Rina Foygel Barber

Statistician Class of 2023
Portrait of Rina Foygel Barber

Developing tools to reduce false positives and improve confidence in high-dimensional data models.

location icon Location
Chicago, Illinois
age iconAge
40 at time of award

About Rina's Work

Rina Foygel Barber is a statistician studying the theoretical foundations of formal inference and prediction models and designing new methods for working with massive and multidimensional datasets. Barber’s research focuses on reducing false discovery rates and cross-validating machine learning prediction models. Her work improves the quality of statistical analysis while also uncovering the limitations of statistical methodologies.

Barber and a collaborator created the knockoff filter framework to address the increased likelihood of false discoveries when machine learning is applied to high-dimensional datasets, which have a large number of variables relative to the number of observations or data points (e.g., in health data, many different health variables—age, height, weight, blood pressure, etc.—can be collected for each individual). In this method, fake variables (the knockoffs) are constructed that mimic the actual variables and are used to test how related different variables are to the observed response in a statistical model. Barber has continued to refine and enhance the knockoff method, and it is now widely used by researchers working with high-dimensional data and large-scale inference problems. In another line of work, Barber developed methodology in the field of conformal prediction, which quantifies predictive uncertainty in machine learning algorithms. Quantifying the potential variability in a machine learning algorithm’s outputs (in effect, the possibility that the “predictions” are incorrect) is important for determining if an output should be trusted and acted upon. Jackknife resampling, otherwise known as “leave-one-out” validation, cross-validates by removing one data point from the training data. Barber and collaborators overcame some constraints of traditional Jackknife with Jackknife+, which allows for validation regardless of the distribution of data points in the test and training data and accounts for possible uncertainty in the predictive model.

Barber’s findings are applicable to scientific research in a range of fields, such as healthcare, genomics, climate science, astronomical imaging, and the social sciences. Barber’s innovative work at the intersection of statistics, machine learning, and data science is critical to overcoming the challenges presented by use of high-dimensional datasets.

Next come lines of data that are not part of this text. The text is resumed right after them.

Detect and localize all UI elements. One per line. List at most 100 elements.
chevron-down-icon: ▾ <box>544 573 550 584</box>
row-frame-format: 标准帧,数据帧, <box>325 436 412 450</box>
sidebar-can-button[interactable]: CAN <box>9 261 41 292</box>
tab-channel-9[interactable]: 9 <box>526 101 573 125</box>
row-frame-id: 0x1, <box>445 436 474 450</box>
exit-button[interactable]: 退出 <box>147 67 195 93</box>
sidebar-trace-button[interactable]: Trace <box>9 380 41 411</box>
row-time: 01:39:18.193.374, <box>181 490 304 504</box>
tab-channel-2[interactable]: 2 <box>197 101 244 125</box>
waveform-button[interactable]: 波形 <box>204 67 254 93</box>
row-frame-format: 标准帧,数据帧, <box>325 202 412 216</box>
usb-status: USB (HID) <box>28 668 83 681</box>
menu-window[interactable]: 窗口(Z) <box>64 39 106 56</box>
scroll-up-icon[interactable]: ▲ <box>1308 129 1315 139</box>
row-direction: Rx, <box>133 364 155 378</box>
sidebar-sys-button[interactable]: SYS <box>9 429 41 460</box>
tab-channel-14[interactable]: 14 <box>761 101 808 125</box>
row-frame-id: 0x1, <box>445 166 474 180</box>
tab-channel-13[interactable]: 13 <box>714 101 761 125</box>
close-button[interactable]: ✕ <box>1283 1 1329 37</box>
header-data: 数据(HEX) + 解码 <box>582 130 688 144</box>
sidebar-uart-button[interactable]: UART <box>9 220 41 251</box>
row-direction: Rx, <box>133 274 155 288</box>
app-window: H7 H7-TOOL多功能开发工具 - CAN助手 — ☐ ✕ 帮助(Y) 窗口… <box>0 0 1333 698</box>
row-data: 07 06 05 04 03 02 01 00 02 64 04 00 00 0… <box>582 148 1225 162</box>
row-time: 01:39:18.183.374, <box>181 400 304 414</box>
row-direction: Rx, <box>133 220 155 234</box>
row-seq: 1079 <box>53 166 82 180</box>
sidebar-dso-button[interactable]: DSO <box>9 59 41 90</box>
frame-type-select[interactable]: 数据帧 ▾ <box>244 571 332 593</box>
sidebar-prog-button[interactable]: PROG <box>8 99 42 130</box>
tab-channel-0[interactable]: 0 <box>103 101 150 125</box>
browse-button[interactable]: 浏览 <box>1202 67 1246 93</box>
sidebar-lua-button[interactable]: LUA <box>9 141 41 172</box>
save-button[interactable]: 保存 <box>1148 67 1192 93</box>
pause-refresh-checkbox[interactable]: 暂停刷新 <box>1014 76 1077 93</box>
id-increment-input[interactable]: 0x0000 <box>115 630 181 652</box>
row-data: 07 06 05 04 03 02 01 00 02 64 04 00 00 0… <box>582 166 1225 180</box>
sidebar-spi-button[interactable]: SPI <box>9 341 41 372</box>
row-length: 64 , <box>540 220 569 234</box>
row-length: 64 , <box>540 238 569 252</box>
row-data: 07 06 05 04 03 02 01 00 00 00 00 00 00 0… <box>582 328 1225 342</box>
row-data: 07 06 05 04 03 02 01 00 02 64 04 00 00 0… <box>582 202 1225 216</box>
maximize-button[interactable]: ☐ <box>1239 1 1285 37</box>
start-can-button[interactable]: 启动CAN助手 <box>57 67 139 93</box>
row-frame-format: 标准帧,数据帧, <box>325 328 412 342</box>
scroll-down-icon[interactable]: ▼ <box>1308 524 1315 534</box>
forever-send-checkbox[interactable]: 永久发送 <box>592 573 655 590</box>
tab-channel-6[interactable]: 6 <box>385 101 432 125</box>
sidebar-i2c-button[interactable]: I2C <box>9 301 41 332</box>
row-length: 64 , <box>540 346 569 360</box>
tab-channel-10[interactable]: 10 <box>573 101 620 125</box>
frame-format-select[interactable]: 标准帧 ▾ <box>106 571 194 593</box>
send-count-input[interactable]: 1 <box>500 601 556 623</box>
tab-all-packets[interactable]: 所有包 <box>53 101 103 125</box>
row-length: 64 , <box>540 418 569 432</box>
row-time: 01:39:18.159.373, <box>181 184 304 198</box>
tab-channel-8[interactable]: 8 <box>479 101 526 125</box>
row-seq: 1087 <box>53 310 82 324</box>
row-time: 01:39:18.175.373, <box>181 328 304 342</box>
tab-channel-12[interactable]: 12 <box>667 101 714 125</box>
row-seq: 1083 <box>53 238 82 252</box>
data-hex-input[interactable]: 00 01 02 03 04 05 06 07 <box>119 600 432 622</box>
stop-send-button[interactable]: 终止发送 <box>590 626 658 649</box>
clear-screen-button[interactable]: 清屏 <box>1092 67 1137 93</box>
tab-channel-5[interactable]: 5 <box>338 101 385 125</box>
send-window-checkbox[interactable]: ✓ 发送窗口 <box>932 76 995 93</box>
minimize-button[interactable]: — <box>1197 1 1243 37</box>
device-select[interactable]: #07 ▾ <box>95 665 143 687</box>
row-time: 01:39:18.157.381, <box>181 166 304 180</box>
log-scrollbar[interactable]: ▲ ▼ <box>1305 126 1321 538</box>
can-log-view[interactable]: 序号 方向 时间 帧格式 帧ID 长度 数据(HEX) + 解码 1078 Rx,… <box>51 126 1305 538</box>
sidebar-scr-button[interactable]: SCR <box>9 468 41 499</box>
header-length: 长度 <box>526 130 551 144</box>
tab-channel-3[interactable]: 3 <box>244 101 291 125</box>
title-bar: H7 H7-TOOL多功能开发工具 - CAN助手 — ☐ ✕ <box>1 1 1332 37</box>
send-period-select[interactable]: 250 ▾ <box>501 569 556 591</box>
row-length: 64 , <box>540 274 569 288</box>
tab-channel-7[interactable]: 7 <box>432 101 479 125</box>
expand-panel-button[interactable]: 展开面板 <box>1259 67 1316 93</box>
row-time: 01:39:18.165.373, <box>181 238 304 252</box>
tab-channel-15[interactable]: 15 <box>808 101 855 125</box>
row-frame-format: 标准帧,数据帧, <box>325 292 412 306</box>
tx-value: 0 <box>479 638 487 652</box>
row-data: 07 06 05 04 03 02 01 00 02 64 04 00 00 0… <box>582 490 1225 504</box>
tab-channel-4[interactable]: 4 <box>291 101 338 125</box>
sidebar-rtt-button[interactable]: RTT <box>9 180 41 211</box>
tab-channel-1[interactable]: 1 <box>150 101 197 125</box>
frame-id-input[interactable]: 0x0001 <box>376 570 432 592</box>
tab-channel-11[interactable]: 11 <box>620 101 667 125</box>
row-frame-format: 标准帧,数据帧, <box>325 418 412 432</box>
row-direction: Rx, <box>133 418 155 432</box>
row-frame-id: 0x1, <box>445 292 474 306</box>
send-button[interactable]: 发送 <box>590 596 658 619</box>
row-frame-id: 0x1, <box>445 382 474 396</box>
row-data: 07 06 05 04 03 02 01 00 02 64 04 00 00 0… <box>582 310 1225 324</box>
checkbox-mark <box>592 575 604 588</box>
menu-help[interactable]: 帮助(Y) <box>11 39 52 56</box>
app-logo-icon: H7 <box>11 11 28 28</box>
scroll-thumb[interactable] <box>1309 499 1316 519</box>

Rina Foygel Barber received an ScB (2005) from Brown University and an MS (2009) and a PhD (2012) from the University of Chicago. She was a National Science Foundation Postdoctoral Fellow (2012–2013) at Stanford University prior to joining the Department of Statistics at the University of Chicago, where she is currently a Louis Block Professor. Barber has published in leading journals such as Annals of Statistics, Journal of the American Statistical Association, Journal of the Royal Statistical Society, Advances in Neural Information Processing Systems, and Information and Inference: A Journal of the IMA, among others.

In Rina’s Words

“By building connections across statistics, mathematics, and the sciences, we can uncover interesting new problems and frameworks, and design new tools to better address the challenges of modern data analysis.”

“Statistics provides a language for describing our uncertainty about the outputs of algorithms and models, and it is particularly important now that algorithms and models are playing a larger role in our lives than ever before. Studying the theoretical foundations of statistics helps us to determine which methodologies are most reliable for answering a given question, or to know when a question is fundamentally unanswerable. By building connections across statistics, mathematics, and the sciences, we can uncover interesting new problems and frameworks, and design new tools to better address the challenges of modern data analysis.”